The picture in urological cancers is not entirely as rosy as the melanoma Kaplan–Meier curve. Multiple trials are highlighted by our review with familiar themes of single agent trials, combination immunotherapies, and combined immunotherapy plus anti-angiogenesis agents. Many trials enrol heavily pre-treated populations with limited remaining options. Many endpoints still observe responses followed by resistance patterns. An important theme to follow is the coupling of biomarkers that link expression to treatment response (i.e. predictive vs prognostic), and the USA Food and Drug Administration (FDA) has approved such a biomarker for nivolumab response.
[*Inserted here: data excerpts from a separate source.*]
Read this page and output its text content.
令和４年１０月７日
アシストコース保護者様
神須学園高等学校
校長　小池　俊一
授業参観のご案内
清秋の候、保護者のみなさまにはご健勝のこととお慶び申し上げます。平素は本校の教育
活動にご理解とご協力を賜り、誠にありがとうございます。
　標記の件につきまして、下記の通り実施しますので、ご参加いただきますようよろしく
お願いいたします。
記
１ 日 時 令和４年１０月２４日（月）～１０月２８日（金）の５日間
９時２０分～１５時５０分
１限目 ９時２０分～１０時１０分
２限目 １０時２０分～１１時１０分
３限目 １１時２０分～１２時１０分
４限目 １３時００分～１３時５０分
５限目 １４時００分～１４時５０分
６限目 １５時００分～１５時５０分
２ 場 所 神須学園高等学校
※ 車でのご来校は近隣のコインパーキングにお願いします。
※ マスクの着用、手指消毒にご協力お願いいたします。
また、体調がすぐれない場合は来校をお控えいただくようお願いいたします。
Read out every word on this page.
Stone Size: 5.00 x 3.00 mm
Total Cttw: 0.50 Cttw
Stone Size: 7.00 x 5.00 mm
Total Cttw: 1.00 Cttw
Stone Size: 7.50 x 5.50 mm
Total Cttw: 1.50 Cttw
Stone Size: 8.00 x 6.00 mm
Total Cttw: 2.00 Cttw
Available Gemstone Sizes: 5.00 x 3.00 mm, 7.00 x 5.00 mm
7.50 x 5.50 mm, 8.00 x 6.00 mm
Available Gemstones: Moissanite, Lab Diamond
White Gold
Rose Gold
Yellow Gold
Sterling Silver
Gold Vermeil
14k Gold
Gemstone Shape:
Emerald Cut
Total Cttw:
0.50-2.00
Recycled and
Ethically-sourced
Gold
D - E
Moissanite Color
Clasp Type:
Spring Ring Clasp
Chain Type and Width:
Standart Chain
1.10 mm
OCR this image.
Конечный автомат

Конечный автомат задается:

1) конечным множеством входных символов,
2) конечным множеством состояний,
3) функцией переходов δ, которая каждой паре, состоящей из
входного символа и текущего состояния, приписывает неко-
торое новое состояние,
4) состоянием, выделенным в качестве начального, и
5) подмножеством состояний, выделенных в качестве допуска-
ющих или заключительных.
However, even this story line is perplexing, as drug response is not always linked to the marker, and immune cell expression may be ‘inducible and dynamic’ .
Last step – re-read the review and comment articles and see if you can write down some key agenda items for future immunotherapy. How are checkpoint inhibitors different from vaccines? How do we generate a durable immune response? What is the ‘abscopal effect’? What are three major areas of research and development in immunotherapy?
If you can spend the time on these articles and ponder these challenging questions, you will move up to the next level of understanding and enjoy a greater appreciation of the next abstract you hear at a major meeting. In closing, I am reminded of the oft-repeated words from the hit television show Game of Thrones (based on the novels of George R.R. Martin) from the House Stark: ‘Winter is Coming’. In urological oncology, ‘Immunotherapy is Coming’, so be prepared!